Two law professors have released detailed data on law schools on their Web site. They say their goal is "to facilitate rigorous, comprehensive, and transparent empirical analysis of law schools and legal education." The data, from the Official Guide to ABA-Approved Law Schools, includes information on law school faculties, curriculum, enrollment, the ethnicity of students, tuition, living expenses, GPA and LSAT scores, attrition, grants, scholarships and student employment after law school. The data has been available on the American Bar Association's Web site, but the professors, Bill Henderson of Indiana University and Andrew Morriss of the University of Illinois, massaged it to make it easier to analyze. The professors recently wrote a column for The American Lawyer defending U.S. News & World Report's law school rankings.The rankings, which attempt to name the nation's best law schools, are despised by many law school faculty and administrators. So much so that one professor created his own rankings, which purport to be better because they place more emphasis on academics, while another developed The Law School Ranking Game, an attempt to prove the rankings are so arbitrary as to be meaningless. The rankings have spawned critical academic papers, including one that discusses the lengths to which some schools may go to boost their rank. Henderson and Morriss, however, argue that law schools have only themselves to blame:
U.S. News is influential among prospective students at least in part because the magazine does what the law schools don't: give law students easy-to-compare information that sheds light on their long-term employment prospects. Law schools could easily supply that information themselves, but they choose not to. In fact, as the collective head shaking about the rankings has increased, the growth of the large law firm sector—which pay salaries that justify the rapidly escalating cost of legal education—has made the rankings more important.

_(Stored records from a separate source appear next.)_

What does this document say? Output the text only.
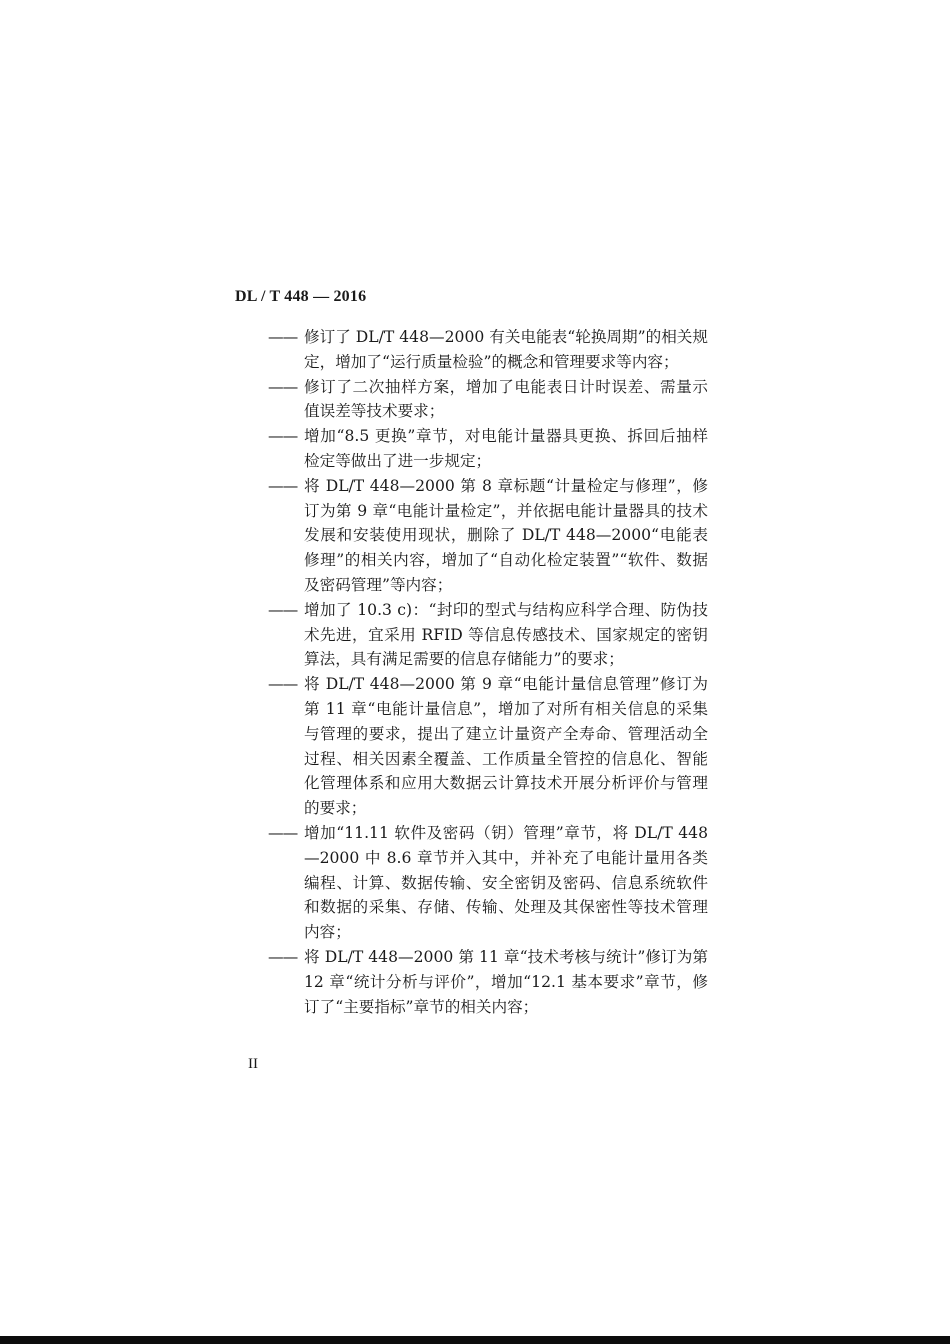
DL / T 448 — 2016
—— 修订了 DL/T 448—2000 有关电能表“轮换周期”的相关规定，增加了“运行质量检验”的概念和管理要求等内容；
—— 修订了二次抽样方案，增加了电能表日计时误差、需量示值误差等技术要求；
—— 增加“8.5 更换”章节，对电能计量器具更换、拆回后抽样检定等做出了进一步规定；
—— 将 DL/T 448—2000 第 8 章标题“计量检定与修理”，修订为第 9 章“电能计量检定”，并依据电能计量器具的技术发展和安装使用现状，删除了 DL/T 448—2000“电能表修理”的相关内容，增加了“自动化检定装置”“软件、数据及密码管理”等内容；
—— 增加了 10.3 c)：“封印的型式与结构应科学合理、防伪技术先进，宜采用 RFID 等信息传感技术、国家规定的密钥算法，具有满足需要的信息存储能力”的要求；
—— 将 DL/T 448—2000 第 9 章“电能计量信息管理”修订为第 11 章“电能计量信息”，增加了对所有相关信息的采集与管理的要求，提出了建立计量资产全寿命、管理活动全过程、相关因素全覆盖、工作质量全管控的信息化、智能化管理体系和应用大数据云计算技术开展分析评价与管理的要求；
—— 增加“11.11 软件及密码（钥）管理”章节，将 DL/T 448—2000 中 8.6 章节并入其中，并补充了电能计量用各类编程、计算、数据传输、安全密钥及密码、信息系统软件和数据的采集、存储、传输、处理及其保密性等技术管理内容；
—— 将 DL/T 448—2000 第 11 章“技术考核与统计”修订为第 12 章“统计分析与评价”，增加“12.1 基本要求”章节，修订了“主要指标”章节的相关内容；
II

Our research suggests that prospective students care a great deal about their post–law school employment and bar passage prospects—information that law schools could readily compile and supply. We found that rather than work to provide applicants with the kind of information they say they want and need, law schools tend to report information in a manner that undermines the applicants' ability to engage in meaningful comparative assessments on measures that matter. These practices, which range from puffery to borderline deceit, are all aimed at improving their U.S. News rankings. As a result, even as the rankings have become more important, they have become less reliable.